Biden warns elected officials of Congress of the “terrible” cost of not helping Ukraine

Joe Biden warned US Congressional officials on Tuesday of the “terrible” cost of not voting for new financial aid of $60 billion for Ukraine, but talks at the White House did not help resolve the situation.

The Democratic president organized a meeting in the Oval Office to try to convince Mike Johnson, the Republican president of the House of Representatives, to release a vital envelope for kyiv and avoid a paralysis of the American government.

Congressional leaders have been relatively optimistic about avoiding a shutdown, that is to say the shutdown of the federal administration when no agreement on the budget is reached in time. But nothing changed on Ukraine, with Mike Johnson declaring that the priority remained the wave of immigration to the southern border of the United States.

“The country’s priority is our border” with Mexico, and “we have to take care of America’s needs first,” he told reporters.
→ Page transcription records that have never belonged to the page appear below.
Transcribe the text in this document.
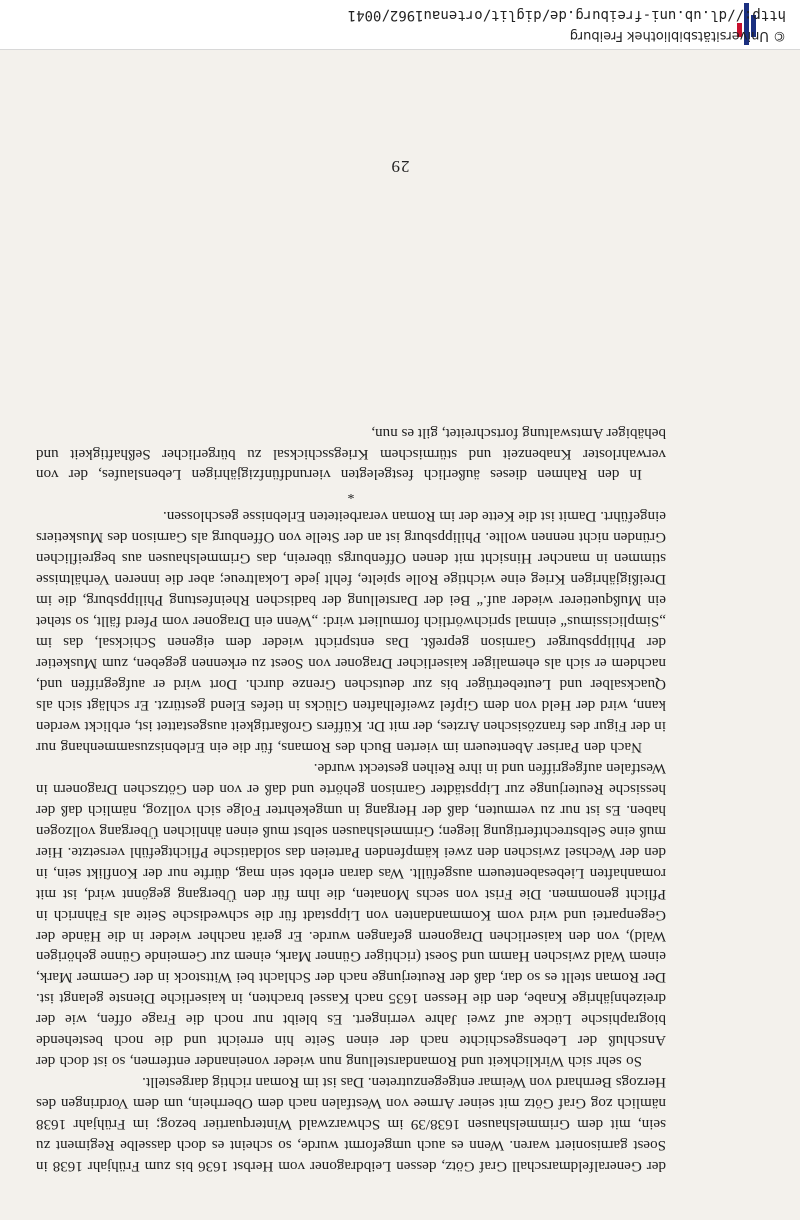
der Generalfeldmarschall Graf Götz, dessen Leibdragoner vom Herbst 1636 bis zum Frühjahr 1638 in Soest garnisoniert waren. Wenn es auch umgeformt wurde, so scheint es doch dasselbe Regiment zu sein, mit dem Grimmelshausen 1638/39 im Schwarzwald Winterquartier bezog; im Frühjahr 1638 nämlich zog Graf Götz mit seiner Armee von Westfalen nach dem Oberrhein, um dem Vordringen des Herzogs Bernhard von Weimar entgegenzutreten. Das ist im Roman richtig dargestellt.

So sehr sich Wirklichkeit und Romandarstellung nun wieder voneinander entfernen, so ist doch der Anschluß der Lebensgeschichte nach der einen Seite hin erreicht und die noch bestehende biographische Lücke auf zwei Jahre verringert. Es bleibt nur noch die Frage offen, wie der dreizehnjährige Knabe, den die Hessen 1635 nach Kassel brachten, in kaiserliche Dienste gelangt ist. Der Roman stellt es so dar, daß der Reuterjunge nach der Schlacht bei Wittstock in der Gemmer Mark, einem Wald zwischen Hamm und Soest (richtiger Günner Mark, einem zur Gemeinde Günne gehörigen Wald), von den kaiserlichen Dragonern gefangen wurde. Er gerät nachher wieder in die Hände der Gegenpartei und wird vom Kommandanten von Lippstadt für die schwedische Seite als Fähnrich in Pflicht genommen. Die Frist von sechs Monaten, die ihm für den Übergang gegönnt wird, ist mit romanhaften Liebesabenteuern ausgefüllt. Was daran erlebt sein mag, dürfte nur der Konflikt sein, in den der Wechsel zwischen den zwei kämpfenden Parteien das soldatische Pflichtgefühl versetzte. Hier muß eine Selbstrechtfertigung liegen; Grimmelshausen selbst muß einen ähnlichen Übergang vollzogen haben. Es ist nur zu vermuten, daß der Hergang in umgekehrter Folge sich vollzog, nämlich daß der hessische Reuterjunge zur Lippstädter Garnison gehörte und daß er von den Götzschen Dragonern in Westfalen aufgegriffen und in ihre Reihen gesteckt wurde.

Nach den Pariser Abenteuern im vierten Buch des Romans, für die ein Erlebniszusammenhang nur in der Figur des französischen Arztes, der mit Dr. Küffers Großartigkeit ausgestattet ist, erblickt werden kann, wird der Held von dem Gipfel zweifelhaften Glücks in tiefes Elend gestürzt. Er schlägt sich als Quacksalber und Leutebetrüger bis zur deutschen Grenze durch. Dort wird er aufgegriffen und, nachdem er sich als ehemaliger kaiserlicher Dragoner von Soest zu erkennen gegeben, zum Musketier der Philippsburger Garnison gepreßt. Das entspricht wieder dem eigenen Schicksal, das im „Simplicissimus“ einmal sprichwörtlich formuliert wird: „Wenn ein Dragoner vom Pferd fällt, so stehet ein Mußquetierer wieder auf.“ Bei der Darstellung der badischen Rheinfestung Philippsburg, die im Dreißigjährigen Krieg eine wichtige Rolle spielte, fehlt jede Lokaltreue; aber die inneren Verhältnisse stimmen in mancher Hinsicht mit denen Offenburgs überein, das Grimmelshausen aus begreiflichen Gründen nicht nennen wollte. Philippsburg ist an der Stelle von Offenburg als Garnison des Musketiers eingeführt. Damit ist die Kette der im Roman verarbeiteten Erlebnisse geschlossen.

*

In den Rahmen dieses äußerlich festgelegten vierundfünfzigjährigen Lebenslaufes, der von verwahrloster Knabenzeit und stürmischem Kriegsschicksal zu bürgerlicher Seßhaftigkeit und behäbiger Amtswaltung fortschreitet, gilt es nun,

29
© Universitätsbibliothek Freiburg
http://dl.ub.uni-freiburg.de/diglit/ortenau1962/0041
Despite the Ukrainian government’s increasingly pressing appeals to the West for continued support, the United States has failed to release $60 billion in additional aid.

It is stuck in the House of Representatives, where the shadow of Donald Trump, the ultra favorite of the Republicans for the November election, hangs. He first calls for a tightening of immigration legislation.
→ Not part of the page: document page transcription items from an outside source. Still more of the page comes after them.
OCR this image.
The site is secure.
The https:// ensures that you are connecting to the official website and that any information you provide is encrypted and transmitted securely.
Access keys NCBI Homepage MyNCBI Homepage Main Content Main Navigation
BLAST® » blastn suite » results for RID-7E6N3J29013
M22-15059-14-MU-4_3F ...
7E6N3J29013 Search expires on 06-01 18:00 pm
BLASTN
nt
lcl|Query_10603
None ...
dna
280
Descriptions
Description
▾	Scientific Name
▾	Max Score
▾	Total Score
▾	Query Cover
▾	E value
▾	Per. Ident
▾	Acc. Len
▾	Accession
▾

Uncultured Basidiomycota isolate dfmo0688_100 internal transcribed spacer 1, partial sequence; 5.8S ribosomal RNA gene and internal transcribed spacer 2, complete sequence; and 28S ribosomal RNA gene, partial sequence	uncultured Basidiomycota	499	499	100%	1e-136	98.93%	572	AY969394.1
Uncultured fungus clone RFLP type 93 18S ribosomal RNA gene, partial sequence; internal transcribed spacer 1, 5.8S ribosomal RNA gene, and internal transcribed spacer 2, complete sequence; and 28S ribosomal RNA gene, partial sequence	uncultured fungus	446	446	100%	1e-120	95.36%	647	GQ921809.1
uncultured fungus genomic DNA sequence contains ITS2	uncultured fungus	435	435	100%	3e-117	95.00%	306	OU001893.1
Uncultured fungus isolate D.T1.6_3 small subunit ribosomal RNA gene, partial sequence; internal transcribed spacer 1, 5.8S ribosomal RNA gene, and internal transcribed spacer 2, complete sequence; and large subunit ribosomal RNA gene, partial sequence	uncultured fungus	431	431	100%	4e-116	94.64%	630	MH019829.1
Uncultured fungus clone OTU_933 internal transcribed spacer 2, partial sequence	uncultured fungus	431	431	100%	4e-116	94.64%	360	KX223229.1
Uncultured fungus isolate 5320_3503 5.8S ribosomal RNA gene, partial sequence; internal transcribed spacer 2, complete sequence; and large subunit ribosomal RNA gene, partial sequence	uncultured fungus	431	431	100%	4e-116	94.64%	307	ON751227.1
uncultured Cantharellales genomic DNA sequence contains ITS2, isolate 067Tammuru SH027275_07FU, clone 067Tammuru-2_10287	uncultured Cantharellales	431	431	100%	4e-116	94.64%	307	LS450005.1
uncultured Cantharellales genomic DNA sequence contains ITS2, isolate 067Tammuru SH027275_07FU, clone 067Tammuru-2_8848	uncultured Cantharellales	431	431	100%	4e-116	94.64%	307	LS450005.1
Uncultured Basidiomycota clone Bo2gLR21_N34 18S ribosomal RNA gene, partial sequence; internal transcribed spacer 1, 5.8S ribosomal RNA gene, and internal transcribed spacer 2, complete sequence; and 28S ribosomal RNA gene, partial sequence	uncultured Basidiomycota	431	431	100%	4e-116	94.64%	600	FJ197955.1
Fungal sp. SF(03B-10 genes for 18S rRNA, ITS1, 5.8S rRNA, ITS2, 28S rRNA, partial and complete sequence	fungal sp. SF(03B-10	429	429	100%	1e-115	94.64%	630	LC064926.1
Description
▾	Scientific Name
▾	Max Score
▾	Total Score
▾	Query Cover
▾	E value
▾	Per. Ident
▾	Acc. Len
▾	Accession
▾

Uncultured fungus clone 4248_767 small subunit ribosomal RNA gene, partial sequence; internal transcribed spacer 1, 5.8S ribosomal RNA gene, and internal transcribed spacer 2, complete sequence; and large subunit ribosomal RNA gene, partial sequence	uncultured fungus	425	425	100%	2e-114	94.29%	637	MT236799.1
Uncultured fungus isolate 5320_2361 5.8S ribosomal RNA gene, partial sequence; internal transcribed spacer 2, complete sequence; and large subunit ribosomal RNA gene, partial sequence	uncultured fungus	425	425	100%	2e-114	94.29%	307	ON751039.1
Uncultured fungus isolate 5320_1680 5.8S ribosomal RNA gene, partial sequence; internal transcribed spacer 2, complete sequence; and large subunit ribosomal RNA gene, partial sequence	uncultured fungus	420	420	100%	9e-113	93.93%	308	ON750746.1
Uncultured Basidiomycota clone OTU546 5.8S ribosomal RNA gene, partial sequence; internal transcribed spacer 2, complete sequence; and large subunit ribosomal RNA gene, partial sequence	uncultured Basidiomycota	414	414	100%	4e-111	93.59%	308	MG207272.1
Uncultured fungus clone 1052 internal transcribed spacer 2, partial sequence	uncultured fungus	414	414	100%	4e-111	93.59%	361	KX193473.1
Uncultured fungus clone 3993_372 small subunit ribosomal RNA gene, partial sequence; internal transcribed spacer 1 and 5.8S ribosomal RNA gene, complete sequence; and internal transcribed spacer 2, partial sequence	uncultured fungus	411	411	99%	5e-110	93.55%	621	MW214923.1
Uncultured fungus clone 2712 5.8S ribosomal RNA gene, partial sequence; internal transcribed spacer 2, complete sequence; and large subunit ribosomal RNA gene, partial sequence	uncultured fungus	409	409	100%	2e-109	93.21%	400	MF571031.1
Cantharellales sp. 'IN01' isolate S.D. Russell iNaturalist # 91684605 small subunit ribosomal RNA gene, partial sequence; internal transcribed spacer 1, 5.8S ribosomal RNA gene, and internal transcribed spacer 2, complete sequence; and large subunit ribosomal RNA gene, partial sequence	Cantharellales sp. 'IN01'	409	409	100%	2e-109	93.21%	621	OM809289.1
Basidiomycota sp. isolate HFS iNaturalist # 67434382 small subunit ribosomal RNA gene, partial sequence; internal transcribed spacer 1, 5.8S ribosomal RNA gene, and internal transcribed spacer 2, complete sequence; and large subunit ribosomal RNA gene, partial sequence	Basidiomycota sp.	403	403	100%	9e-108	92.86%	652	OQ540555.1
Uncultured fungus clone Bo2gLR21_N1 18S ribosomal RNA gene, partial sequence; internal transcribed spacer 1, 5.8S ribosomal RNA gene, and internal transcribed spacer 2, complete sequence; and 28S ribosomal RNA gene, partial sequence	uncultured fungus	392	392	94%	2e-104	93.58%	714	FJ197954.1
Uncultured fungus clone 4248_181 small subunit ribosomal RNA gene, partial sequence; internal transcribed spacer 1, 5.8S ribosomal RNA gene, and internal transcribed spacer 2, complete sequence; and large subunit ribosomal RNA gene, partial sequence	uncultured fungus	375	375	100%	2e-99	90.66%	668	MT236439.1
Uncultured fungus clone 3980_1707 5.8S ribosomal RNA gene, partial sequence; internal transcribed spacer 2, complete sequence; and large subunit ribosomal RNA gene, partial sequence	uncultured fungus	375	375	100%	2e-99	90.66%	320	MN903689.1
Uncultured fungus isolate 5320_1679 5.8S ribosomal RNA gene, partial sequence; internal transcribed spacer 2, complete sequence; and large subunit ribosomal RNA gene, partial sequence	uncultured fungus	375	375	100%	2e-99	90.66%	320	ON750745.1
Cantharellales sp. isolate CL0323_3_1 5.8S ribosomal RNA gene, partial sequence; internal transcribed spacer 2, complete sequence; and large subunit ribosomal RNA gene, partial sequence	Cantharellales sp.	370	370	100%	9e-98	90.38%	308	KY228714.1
Mike Johnson refuses to put the text in question on the agenda, which also provides for a new envelope for Israel, humanitarian aid for Gaza, as well as a reform of the American migration system.

“History is watching”

“We told [Mike Johnson] : […] History is looking over your shoulder. And if you don’t do the right thing, whatever the immediate policy, you will regret it,” stressed Senate Democratic leader Chuck Schumer.

“It’s in his hands,” commented the elected official, just back from a trip to Ukraine.
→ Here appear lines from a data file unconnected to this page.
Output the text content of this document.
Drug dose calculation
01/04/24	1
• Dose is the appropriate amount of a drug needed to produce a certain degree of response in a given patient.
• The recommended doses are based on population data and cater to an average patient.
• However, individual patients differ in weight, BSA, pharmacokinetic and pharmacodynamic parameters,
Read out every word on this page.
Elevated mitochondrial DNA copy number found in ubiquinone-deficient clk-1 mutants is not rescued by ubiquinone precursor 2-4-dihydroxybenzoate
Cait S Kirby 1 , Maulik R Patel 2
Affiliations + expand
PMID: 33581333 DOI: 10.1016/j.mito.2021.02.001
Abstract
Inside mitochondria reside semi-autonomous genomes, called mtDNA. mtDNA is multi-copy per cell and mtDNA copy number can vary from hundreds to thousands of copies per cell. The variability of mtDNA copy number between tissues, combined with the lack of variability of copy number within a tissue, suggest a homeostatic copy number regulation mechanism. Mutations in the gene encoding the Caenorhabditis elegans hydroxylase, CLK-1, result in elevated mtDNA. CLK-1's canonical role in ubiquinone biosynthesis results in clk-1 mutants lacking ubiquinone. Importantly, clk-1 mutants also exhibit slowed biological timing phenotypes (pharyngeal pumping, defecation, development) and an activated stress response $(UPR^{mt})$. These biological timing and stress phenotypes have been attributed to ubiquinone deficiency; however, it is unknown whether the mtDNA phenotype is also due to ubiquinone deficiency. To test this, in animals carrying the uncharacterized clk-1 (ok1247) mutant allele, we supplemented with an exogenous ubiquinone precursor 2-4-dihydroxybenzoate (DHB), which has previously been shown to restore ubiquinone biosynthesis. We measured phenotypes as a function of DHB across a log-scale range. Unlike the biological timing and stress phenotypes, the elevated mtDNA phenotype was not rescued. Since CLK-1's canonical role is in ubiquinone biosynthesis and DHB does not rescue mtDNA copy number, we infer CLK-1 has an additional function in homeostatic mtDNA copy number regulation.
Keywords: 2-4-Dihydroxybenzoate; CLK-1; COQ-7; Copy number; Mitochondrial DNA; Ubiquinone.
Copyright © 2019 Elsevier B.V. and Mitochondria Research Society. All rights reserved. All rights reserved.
In a letter, he said that Mike Johnson “cannot let politics or blind obedience to Donald Trump get in the way.”

Joe Biden hammered home “the urgency for Congress to continue to stand alongside Ukraine”.

The US president also “explained how Ukraine has lost battlefield ground in recent weeks and is being forced to ration its munitions and supplies due to Congressional inaction,” according to a statement released by the House. -White at the end of the meeting.

Ukrainian leaders on Sunday called on Western countries to maintain their military aid, two years after the start of the invasion of Ukraine on February 24, 2022.

The White House, however, announced on Tuesday that “the United States will not send soldiers to fight in Ukraine”, while French President Emmanuel Macron has not ruled out the idea of ​​sending troops on the ground.

“Real progress”

The president, who hopes to be re-elected to the White House next November, must also face, just two months after the last agreement, a new threat of “ shutdown », the shutdown of the federal administration when no agreement on the budget could be found in time.

Part of the budget expires on Friday, the other a week later, the day after Joe Biden’s State of the Union speech.

The right wing of the Republican Party has made no secret that it would be happy if this ax fell.

Unpaid air traffic controllers, shut down administrations, frozen food aid, unmaintained national parks… The list of potential consequences is long.

On this point, Mike Johnson said he was “optimistic”, specifying that elected officials from both sides believe they can “reach an agreement […] and prevent a shutdown “.

Chuck Schumer welcomed “real progress” and was “cautiously optimistic”.

The deep disagreements between Democrats and Republicans, mainly among the most right wing, are forcing Congress to function in the short term, illustrating the dysfunctions within the American institutional apparatus.

Congress has not approved any of the 12 spending bills making up the 2024 federal budget, which began almost five months ago, on October 1.

The solution could once again be short-term: maintain spending at current levels and extend the deadline, for the fourth time since the start of the budget year.